Tuesday, March 27, 2007

Logbook: Course 032

Course0322For the past ten days -- true to the captain's word -- we have been steaming northerly on course 032. At an average speed of 10 knots, the latitudes have slowly gotten smaller and the temperature has progressively gotten warmer. The weather has been mostly clear to partly cloudy, with light winds and fair seas. My daily routine has been as follows: Wake up, get coffee and head up to the bridge. Offer silent nods and coffee cup toasts to salute the officers of the watch, then look at the plot and check the navigational array. Enjoy the quiet, professional milieu of the bridge for a while to look out over an endless sea under an endless sky. Have breakfast then return to my cabin for some iLife, reading, chores, etc. Have lunch then walk around, gets some sun and visit the bridge. Attend an afternoon lecture, pour myself a dram and enjoy it out on deck watching the sea slip by. Have dinner, watch a film with the crew then read and go to bed. Yup, that's pretty much been my routine.
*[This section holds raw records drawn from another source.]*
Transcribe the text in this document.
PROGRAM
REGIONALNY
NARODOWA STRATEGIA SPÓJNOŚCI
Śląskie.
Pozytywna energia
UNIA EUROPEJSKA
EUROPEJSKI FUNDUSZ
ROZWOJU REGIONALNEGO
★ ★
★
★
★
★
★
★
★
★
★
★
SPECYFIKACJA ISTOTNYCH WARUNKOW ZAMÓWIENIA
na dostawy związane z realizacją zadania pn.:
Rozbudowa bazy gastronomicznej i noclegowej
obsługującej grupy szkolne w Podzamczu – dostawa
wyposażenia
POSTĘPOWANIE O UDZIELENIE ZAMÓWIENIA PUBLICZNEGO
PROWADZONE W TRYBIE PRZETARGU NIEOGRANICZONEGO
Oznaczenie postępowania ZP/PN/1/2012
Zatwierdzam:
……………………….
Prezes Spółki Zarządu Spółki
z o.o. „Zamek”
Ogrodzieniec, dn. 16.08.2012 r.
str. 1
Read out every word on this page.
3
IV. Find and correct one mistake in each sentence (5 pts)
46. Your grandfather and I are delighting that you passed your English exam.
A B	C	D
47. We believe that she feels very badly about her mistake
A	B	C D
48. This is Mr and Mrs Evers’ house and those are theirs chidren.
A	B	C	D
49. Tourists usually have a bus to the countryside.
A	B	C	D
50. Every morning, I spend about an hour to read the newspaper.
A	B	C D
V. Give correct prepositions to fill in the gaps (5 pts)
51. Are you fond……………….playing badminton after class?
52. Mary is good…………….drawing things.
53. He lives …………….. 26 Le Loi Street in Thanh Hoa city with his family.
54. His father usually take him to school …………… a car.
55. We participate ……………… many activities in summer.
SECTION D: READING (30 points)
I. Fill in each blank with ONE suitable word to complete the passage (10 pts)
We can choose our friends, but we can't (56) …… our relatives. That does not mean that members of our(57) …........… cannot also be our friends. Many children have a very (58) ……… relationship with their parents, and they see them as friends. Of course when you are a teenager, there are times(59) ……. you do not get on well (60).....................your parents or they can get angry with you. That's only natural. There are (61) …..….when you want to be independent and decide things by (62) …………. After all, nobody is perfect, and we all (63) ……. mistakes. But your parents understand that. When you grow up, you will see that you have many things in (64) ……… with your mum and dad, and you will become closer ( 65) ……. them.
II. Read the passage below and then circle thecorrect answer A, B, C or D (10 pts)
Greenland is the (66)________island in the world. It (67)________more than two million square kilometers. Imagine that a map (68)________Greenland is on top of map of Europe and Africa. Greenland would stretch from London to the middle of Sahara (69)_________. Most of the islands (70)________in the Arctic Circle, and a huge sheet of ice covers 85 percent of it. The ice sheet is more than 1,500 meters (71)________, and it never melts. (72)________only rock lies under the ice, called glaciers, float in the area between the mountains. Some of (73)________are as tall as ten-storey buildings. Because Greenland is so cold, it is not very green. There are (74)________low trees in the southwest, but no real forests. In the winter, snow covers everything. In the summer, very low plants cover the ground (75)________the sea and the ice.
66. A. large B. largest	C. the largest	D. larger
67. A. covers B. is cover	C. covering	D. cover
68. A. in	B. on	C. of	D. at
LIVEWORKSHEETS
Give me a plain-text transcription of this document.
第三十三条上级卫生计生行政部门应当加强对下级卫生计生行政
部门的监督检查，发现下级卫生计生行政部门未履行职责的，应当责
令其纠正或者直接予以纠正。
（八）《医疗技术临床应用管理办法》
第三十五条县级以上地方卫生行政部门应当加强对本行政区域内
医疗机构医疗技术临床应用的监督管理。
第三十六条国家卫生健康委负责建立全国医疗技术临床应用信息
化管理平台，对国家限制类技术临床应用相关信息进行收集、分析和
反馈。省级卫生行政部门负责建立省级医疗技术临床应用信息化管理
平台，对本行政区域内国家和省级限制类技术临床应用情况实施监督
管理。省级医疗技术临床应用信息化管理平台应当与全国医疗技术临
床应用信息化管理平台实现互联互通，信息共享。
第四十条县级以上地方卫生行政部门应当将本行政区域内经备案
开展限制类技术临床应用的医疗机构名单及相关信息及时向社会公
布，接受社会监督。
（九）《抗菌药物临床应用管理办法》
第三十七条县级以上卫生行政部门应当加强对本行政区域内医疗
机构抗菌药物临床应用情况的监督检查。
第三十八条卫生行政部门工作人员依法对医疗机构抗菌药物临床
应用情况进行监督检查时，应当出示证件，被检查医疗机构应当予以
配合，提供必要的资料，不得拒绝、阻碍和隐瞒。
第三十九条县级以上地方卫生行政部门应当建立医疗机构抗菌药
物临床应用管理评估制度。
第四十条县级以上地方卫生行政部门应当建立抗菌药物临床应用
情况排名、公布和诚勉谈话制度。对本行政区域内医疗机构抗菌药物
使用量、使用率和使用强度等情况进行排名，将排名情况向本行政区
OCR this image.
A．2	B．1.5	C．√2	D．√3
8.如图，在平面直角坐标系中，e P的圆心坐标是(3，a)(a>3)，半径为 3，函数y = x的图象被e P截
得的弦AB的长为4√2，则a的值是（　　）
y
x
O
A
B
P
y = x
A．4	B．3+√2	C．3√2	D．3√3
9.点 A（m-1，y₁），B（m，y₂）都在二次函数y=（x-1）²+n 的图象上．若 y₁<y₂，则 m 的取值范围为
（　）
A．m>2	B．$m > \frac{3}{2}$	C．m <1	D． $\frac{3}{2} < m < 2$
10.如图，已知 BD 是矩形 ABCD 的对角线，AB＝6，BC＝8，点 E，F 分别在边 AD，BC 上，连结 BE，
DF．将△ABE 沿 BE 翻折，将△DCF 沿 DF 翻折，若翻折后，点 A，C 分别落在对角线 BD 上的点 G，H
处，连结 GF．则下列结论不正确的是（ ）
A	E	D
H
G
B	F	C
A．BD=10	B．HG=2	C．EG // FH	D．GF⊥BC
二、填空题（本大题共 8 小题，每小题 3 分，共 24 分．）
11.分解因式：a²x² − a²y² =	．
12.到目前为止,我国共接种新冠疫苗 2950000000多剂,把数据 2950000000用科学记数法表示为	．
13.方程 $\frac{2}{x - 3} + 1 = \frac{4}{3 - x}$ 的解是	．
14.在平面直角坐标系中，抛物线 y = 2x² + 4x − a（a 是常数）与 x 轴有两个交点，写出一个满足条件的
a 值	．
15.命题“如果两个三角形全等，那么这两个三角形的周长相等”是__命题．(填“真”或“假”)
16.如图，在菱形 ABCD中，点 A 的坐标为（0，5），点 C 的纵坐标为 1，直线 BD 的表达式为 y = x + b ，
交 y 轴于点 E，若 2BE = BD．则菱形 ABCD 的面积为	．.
I have, of course, done other things along the way: Taken a lengthy tour of the ship's engine room and mechanical systems with the Chief Engineer, hung out with crazy Aussie Chef Paul and his galley crew, tracked down the hard working room stewardesses most afternoons to give them chocolates, asked the captain and deck crew a million questions, "helped" the ABs with their painting and maintenance chores, etc. All the kinds of stuff you'd expect me to do. There has also been a lot of fun along the way, like a barbecue and Karaoke night with the crew, making funny “bing-bong” (ship-wide PA) announcements to each other and watching Paul go for a swim when the ship made a brief stop for engine change-over then race to catch up with the rope ladder as the captain steamed off without notice. Lots of fun.

I’ve also relished new friendships with my expedition mates: Gary, a wise and gifted teacher who has taught me a lot; Joyce, a warm and charming woman with a very lively wit; John, a “bird guy” who sets the bar for what it means to be an expert; and Betty, whose enthusiasm, spirit and sense of humor make her the kind of person whom you would happily travel to the ends of the earth with (or for!) I have also been privileged to sail with Captain Adam, whose skill and experience are surpassed only by his warmth, compassion and goodwill. Such has been my life -- and my community -- on course 032, and I have loved it. There's something about long, uninterrupted sea voyages that suits me.

For that matter, there's something about long, uninterrupted, unstructured time that suits me. Now, almost eight months into The Voyage I can see a pattern: Alternating "high activity" periods of exploring, moving, etc., and "low activity" periods of catching up with myself. I can't say I know what the right balance is yet, but I know there is one and that it is good for me. So, with the "low activity" period of course 032 behind me, I will arrive in Recife tomorrow morning where I will have part of the day to try to make a full, clean update to this website, check in with my peeps and catch up on my digital life. Then, I will go right back to sea for a "high activity" month crossing the Atlantic and making an amphibious assault on the European Continent. I'm ready. I hope you are, too!